Currently, political liberalism barely has the Democratic Party to call its home and social justice movements are threatened just for asking either party to address the needs of the marginalized. As referenced in my earlier articles on white feminism and white liberalism, political liberalism attempts to melt into social activism, yet fails to acknowledge its own contribution to the problems at hand. For every time Planned Parenthood comes to the center of conversation, we place a straight white woman’s face and needs over any mention of intersectional women of color’s identities. The heroin epidemic and other drug-related circumstances only get their story heard when it is a young, white suburban teenager who lost his/her/their life to drugs rather than the influx of cheap narcotics that have been freely allowed to flow into communities of color for decades without anyone raising a hand to help on the national level. We pride ourselves on the best education possible for our children when we navigate through gated communities and white suburbia, but fail to acknowledge the lack of diversity in the teaching population, let alone educational segregation based on housing districting.

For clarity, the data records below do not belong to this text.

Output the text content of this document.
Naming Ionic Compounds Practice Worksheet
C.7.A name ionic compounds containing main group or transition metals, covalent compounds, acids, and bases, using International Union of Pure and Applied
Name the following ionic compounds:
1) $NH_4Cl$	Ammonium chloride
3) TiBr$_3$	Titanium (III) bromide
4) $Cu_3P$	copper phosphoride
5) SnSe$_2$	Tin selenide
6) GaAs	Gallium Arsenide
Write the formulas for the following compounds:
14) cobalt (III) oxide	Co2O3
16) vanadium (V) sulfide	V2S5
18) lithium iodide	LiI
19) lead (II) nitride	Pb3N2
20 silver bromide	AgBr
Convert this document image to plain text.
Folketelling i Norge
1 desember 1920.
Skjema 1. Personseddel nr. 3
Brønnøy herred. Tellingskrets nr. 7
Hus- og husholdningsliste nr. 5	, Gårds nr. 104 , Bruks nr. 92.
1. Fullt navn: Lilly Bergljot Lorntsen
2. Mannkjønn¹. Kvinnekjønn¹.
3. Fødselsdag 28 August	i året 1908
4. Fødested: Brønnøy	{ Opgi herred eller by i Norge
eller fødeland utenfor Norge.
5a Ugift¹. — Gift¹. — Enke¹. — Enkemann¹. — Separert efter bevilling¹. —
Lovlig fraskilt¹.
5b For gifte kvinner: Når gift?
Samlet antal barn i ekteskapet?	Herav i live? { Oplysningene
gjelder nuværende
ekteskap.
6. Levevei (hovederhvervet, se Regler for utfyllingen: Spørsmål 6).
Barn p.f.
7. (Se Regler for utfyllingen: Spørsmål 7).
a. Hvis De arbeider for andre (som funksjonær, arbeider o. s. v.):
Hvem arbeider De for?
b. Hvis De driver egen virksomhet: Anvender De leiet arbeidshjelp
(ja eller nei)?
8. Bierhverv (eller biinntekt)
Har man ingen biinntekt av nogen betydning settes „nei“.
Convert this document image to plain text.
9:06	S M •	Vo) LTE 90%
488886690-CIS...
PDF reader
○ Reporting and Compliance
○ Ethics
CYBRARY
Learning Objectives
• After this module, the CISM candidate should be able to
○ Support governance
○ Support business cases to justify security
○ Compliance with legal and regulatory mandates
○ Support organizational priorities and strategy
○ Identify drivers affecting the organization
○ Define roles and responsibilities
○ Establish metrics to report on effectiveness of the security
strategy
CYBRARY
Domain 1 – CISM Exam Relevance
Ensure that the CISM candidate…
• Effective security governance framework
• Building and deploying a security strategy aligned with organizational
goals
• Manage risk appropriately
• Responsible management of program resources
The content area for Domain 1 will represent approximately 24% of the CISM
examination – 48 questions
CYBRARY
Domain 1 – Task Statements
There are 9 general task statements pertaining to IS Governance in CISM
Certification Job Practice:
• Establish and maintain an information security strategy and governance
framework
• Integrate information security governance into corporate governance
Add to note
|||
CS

Social activism is rooted in an ocean of social, economic and political ideologies regardless of origin. No historian, let alone modern practitioner of social justice work, can trace liberation movements to a single creed or school of thought. It is that reality that allows us to appreciate the nuance of social justice work, which doesn’t owe itself to political liberalism as the only stakeholder in the fight to empower the powerless.

Just so we make this clear, I’m not a conservative. I painfully make this critique as an American liberal because I know we only improve as a nation and a people once we are aware of our history. In the same light, American novelist James Baldwin once said, “I love America more than other country in this world, and exactly for this reason, I insist on the right to criticize her perpetually.” It is because I believe in liberalism and social activism that I look for every hidden fault so that every ignored voice has a chance to be heard again.